А монолитные подоконники, на которых сиди хоть все лето? А тяжкая дворянская лепнина? Поистине, простые советские люди были в чем-то первопроходцами-колонизаторами в мире чужом, но быстро адаптируемом под себя. Взять хотя бы анекдотически классическое квашение капусты в помпезных ваннах…

А сшитые в муках платья, срисованные с трофейных экранов, летящие овевая, волнуя и пугливо, крылом, – отталкивая, хлеща, обдавая? Все эти ситцы и креп-жоржеты, все заколки и босоножки, и пустынные улицы, и бочки с квасом, и пивные, и фронтовики, с пустыми рукавами, на костылях, увешанные еще настоящими орденами и медалями, а не меленькими, унижающими воинское достоинство планками.

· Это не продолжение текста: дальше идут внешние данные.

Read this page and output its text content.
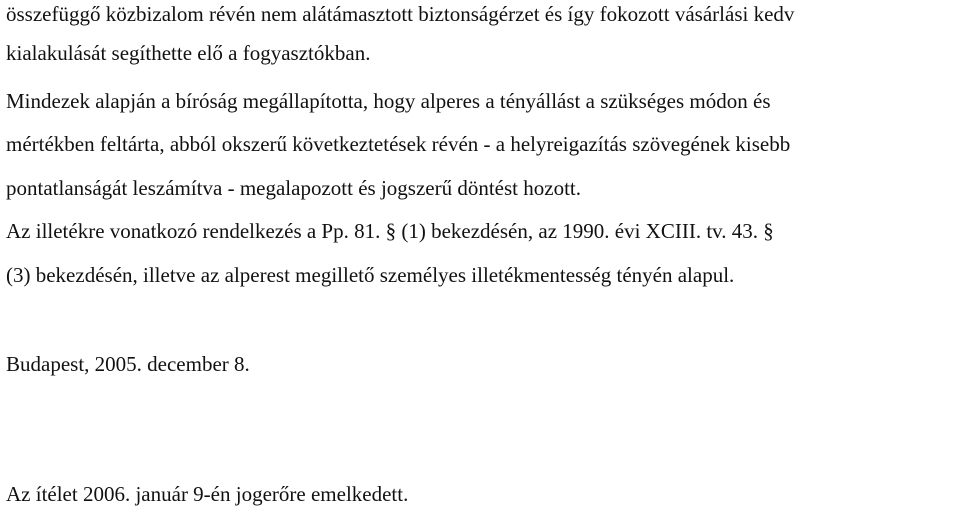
összefüggő közbizalom révén nem alátámasztott biztonságérzet és így fokozott vásárlási kedv
kialakulását segíthette elő a fogyasztókban.
Mindezek alapján a bíróság megállapította, hogy alperes a tényállást a szükséges módon és
mértékben feltárta, abból okszerű következtetések révén - a helyreigazítás szövegének kisebb
pontatlanságát leszámítva - megalapozott és jogszerű döntést hozott.
Az illetékre vonatkozó rendelkezés a Pp. 81. § (1) bekezdésén, az 1990. évi XCIII. tv. 43. §
(3) bekezdésén, illetve az alperest megillető személyes illetékmentesség tényén alapul.
Budapest, 2005. december 8.
Az ítélet 2006. január 9-én jogerőre emelkedett.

У каждого есть точки соприкосновения с чем-то большим, чем он сам, «точки ввода», сопричастности мировому духу. Это были последние спокойные дни страны, которую уже не успею разлюбить.

Странно!..

Я, наверно, так и не смогу объяснить, что для меня значит Родина, которую строго-настрого писали с прописной, заглавной буквы. Нет, нет, никогда я не буду знать наверно, что это такое. Но среди тех, кто честно старался объяснить мне безмерность Родины, был и остается Ворона Алексей Алексеевич, имперский офицер, донесший до меня, может быть, самое главное: умение жить так хищно вальсируя, чтобы это поневоле запоминалось другим.

Серые окна

Безбожно льстя той допотопной, топорно, с истинно русской страстью исполненной технике, что показывала нам бескрайний мир, экраны наши отчего-то звали не серыми, а голубыми.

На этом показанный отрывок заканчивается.